EEO-1 Arguments. On January 24, 2020, the U.S Court of Appeals for the District of Columbia Circuit heard oral argument in the appeal of a lower court decision that resuscitated the Equal Employment Opportunity Commission's (EEOC) 2016 EEO-1 Component 2 data grab. The ongoing legal battle—despite the fact that the Commission has already collected 2017 and 2018 wage and hours worked data from employers—is just one aspect of an ordeal that continues to create uncertainty for employers. What impact—if any—will this legal challenge have on future EEO-1 information collections and on the EEOC's use of the data that has already been collected? Will the EEOC receive Office of Management and Budget approval for a renewed EEO-1 form sans Component 2? If so, when? Finally, it is important to remember that the EEOC has indicated that later on this year it will consider "initiating a rulemaking . . . that may include a new reporting requirement by which employers would submit pay data or related information."

Civil Penalties Increase. Late last week, the U.S. Department of Labor (DOL) issued a final rule that made inflationary increases to various civil penalties that are assessed by the DOL. This includes penalties assessed under the Federal Mine Safety and Health Act of 1977, Employee Retirement Income Security Act, Occupational Safety and Health Act, Fair Labor Standards Act, Migrant and Seasonal Agricultural Worker Protection Act, and Immigration and Nationality Act among others. "[T]he increased penalty levels apply to any penalties assessed after January 15, 2020."

OSHA Enforcement Limitations. On January 21, 2020, the Occupational Safety and Health Administration (OSHA) released its list of industries that may be exempt from the agency's enforcement activities or where such enforcement may otherwise be limited. Funding limitations put in place by Congress prohibit OSHA from pursuing certain investigations or enforcement actions against two categories of employers: small farming operations and small employers (defined as those with 10 or fewer employees) in low-hazard industries. Check to see if you meet the criteria and are on the list by clicking here.

Chronicles of Riddick. The impeachment trial has shed light on some of the Senate's arcane rules and procedures. The Senate operates pursuant to not just the U.S. Constitution and its 44 Standing Rules, but mostly by informal precedents set over the last 230 years or so. This precedent has been gathered in a 1,600-page volume called Riddick's Senate Procedure (named after its compiler and former Senate parliamentarian, Dr.

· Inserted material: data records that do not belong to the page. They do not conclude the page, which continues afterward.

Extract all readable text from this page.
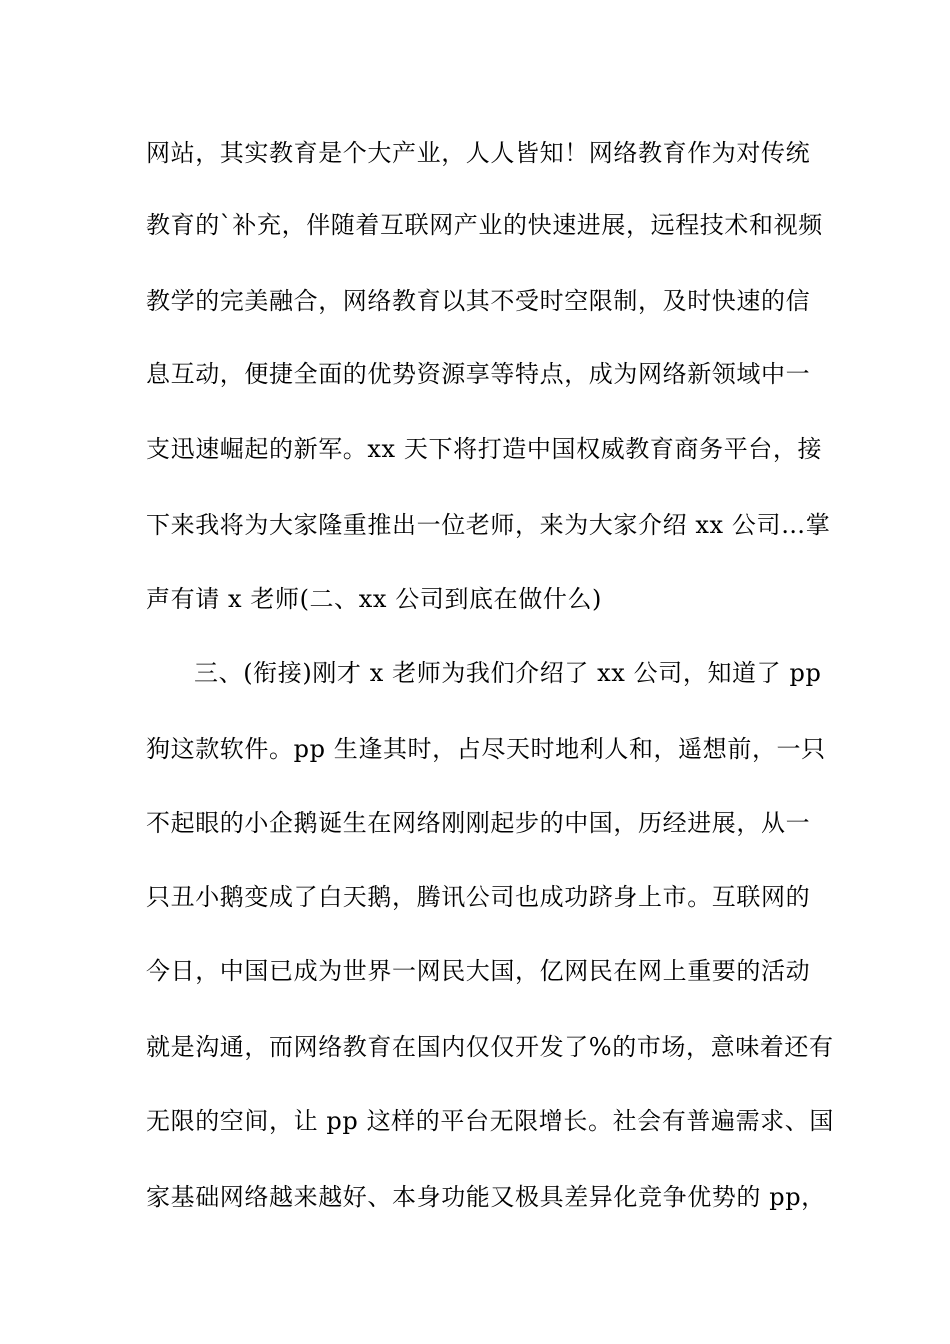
网站，其实教育是个大产业，人人皆知！网络教育作为对传统
教育的`补充，伴随着互联网产业的快速进展，远程技术和视频
教学的完美融合，网络教育以其不受时空限制，及时快速的信
息互动，便捷全面的优势资源享等特点，成为网络新领域中一
支迅速崛起的新军。xx 天下将打造中国权威教育商务平台，接
下来我将为大家隆重推出一位老师，来为大家介绍 xx 公司…掌
声有请 x 老师(二、xx 公司到底在做什么)
三、(衔接)刚才 x 老师为我们介绍了 xx 公司，知道了 pp
狗这款软件。pp 生逢其时，占尽天时地利人和，遥想前，一只
不起眼的小企鹅诞生在网络刚刚起步的中国，历经进展，从一
只丑小鹅变成了白天鹅，腾讯公司也成功跻身上市。互联网的
今日，中国已成为世界一网民大国，亿网民在网上重要的活动
就是沟通，而网络教育在国内仅仅开发了%的市场，意味着还有
无限的空间，让 pp 这样的平台无限增长。社会有普遍需求、国
家基础网络越来越好、本身功能又极具差异化竞争优势的 pp，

Floyd M. Riddick). So while sitting silently for hours in the Senate chamber this week, senators were prohibited by these obscure rules from consulting their phones or tablets and from consuming coffee or other caffeinated drinks. Strangely enough, however, the rules allow senators to drink milk on the Senate floor (see page 758), and some took advantage of this lacto-loophole. Why milk? Well, as they say, it does a (deliberative) body good.